According to Gunther, the ICAA’s budget is up nearly 10-fold since he began, but along with success came new challenges and opportunities.

“A new leader will proceed as I did by taking stock of where we are and then ranking priorities for future viability and growth,” said Gunther. “The focus on print is already in dynamic play as occurred with our beautiful Forum newsletter now sent electronically, but we will be the last to abandon it totally. The next steps will be taken with comparable attention to the broader culture we inhabit.”

The skepticism of those who do not share the ICAA’s intent were Gunther’s biggest challenges when he took on the president title. “I worked to lower the temperature and separate content from the politics of both academia and public policy generally,” he said. “Our advocacy work for example has always been confined to what it seems to us as essential underlying principles and fair play, not as much to the daily battles which other organizations have been founded to wage.”

As for the future of the ICAA, Gunther sees electronic teaching methods being introduced as well as the continued expansion of ICAA chapters.

“I cannot stress enough the excitement of the chapter network with what are essentially maniple nodes of innovation and education in active interplay,” he said. “This cross current of ideas will keep us alert. The Rocky Mountain Chapter for example has made several steps forward including the forging of a new classical certificate program in the School of Architecture of The University of Colorado.”

As for his own future, “I will take a breather,” he said. “I will do some writing and traveling and consider the next best step for me in a career devoted to the civic realm and how in differing but intertwined ways America can best conceive and secure a better built future. One thing in which I believe strongly is change. It is never good when a cause becomes excessively intertwined with one personality or leader.”

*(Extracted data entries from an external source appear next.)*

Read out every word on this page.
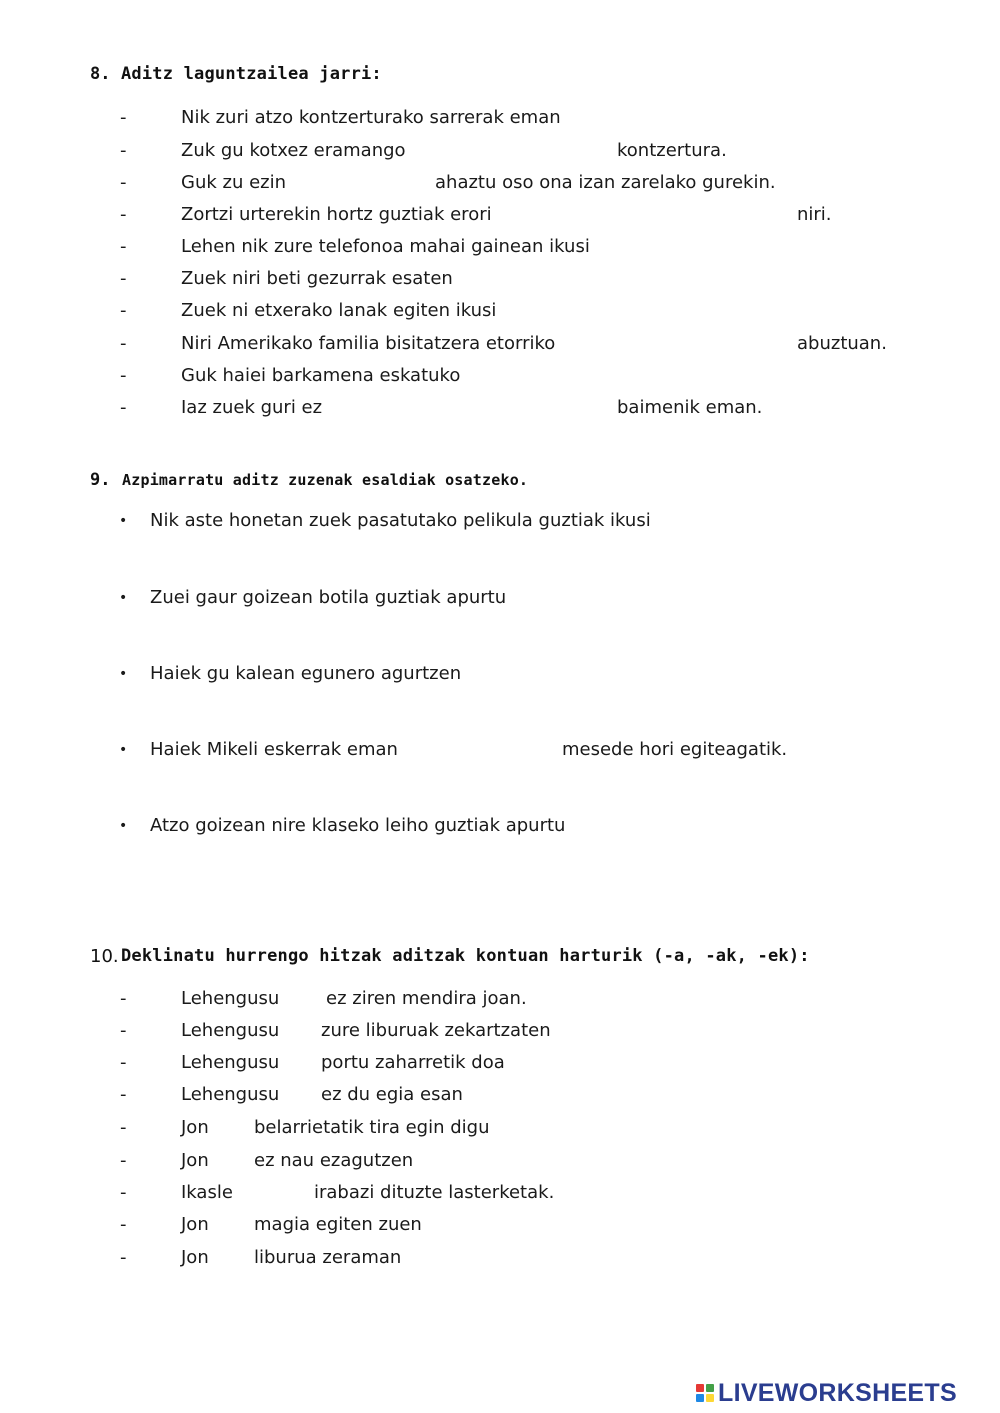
8. Aditz laguntzailea jarri:
-	Nik zuri atzo kontzerturako sarrerak eman
-	Zuk gu kotxez eramango	kontzertura.
-	Guk zu ezin	ahaztu oso ona izan zarelako gurekin.
-	Zortzi urterekin hortz guztiak erori	niri.
-	Lehen nik zure telefonoa mahai gainean ikusi
-	Zuek niri beti gezurrak esaten
-	Zuek ni etxerako lanak egiten ikusi
-	Niri Amerikako familia bisitatzera etorriko	abuztuan.
-	Guk haiei barkamena eskatuko
-	Iaz zuek guri ez	baimenik eman.
9. Azpimarratu aditz zuzenak esaldiak osatzeko.
• Nik aste honetan zuek pasatutako pelikula guztiak ikusi
• Zuei gaur goizean botila guztiak apurtu
• Haiek gu kalean egunero agurtzen
• Haiek Mikeli eskerrak eman	mesede hori egiteagatik.
• Atzo goizean nire klaseko leiho guztiak apurtu
10. Deklinatu hurrengo hitzak aditzak kontuan harturik (-a, -ak, -ek):
-	Lehengusu	ez ziren mendira joan.
-	Lehengusu zure liburuak zekartzaten
-	Lehengusu portu zaharretik doa
-	Lehengusu ez du egia esan
-	Jon	belarrietatik tira egin digu
-	Jon	ez nau ezagutzen
-	Ikasle	irabazi dituzte lasterketak.
-	Jon	magia egiten zuen
-	Jon	liburua zeraman
LIVEWORKSHEETS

“A decade feels right,” he added. “My work here is complete. I am proud and grateful but depart with refreshed vigor, and I leave with colleagues in place whom I hope readers have the joy to work with in the months and years ahead. They, like the volunteers and governing trustees in New York and nationwide, bring energy daily to a cherished cause that is uniquely ours in this advancing century. I depart knowing that the Institute's brightest days lie ahead.”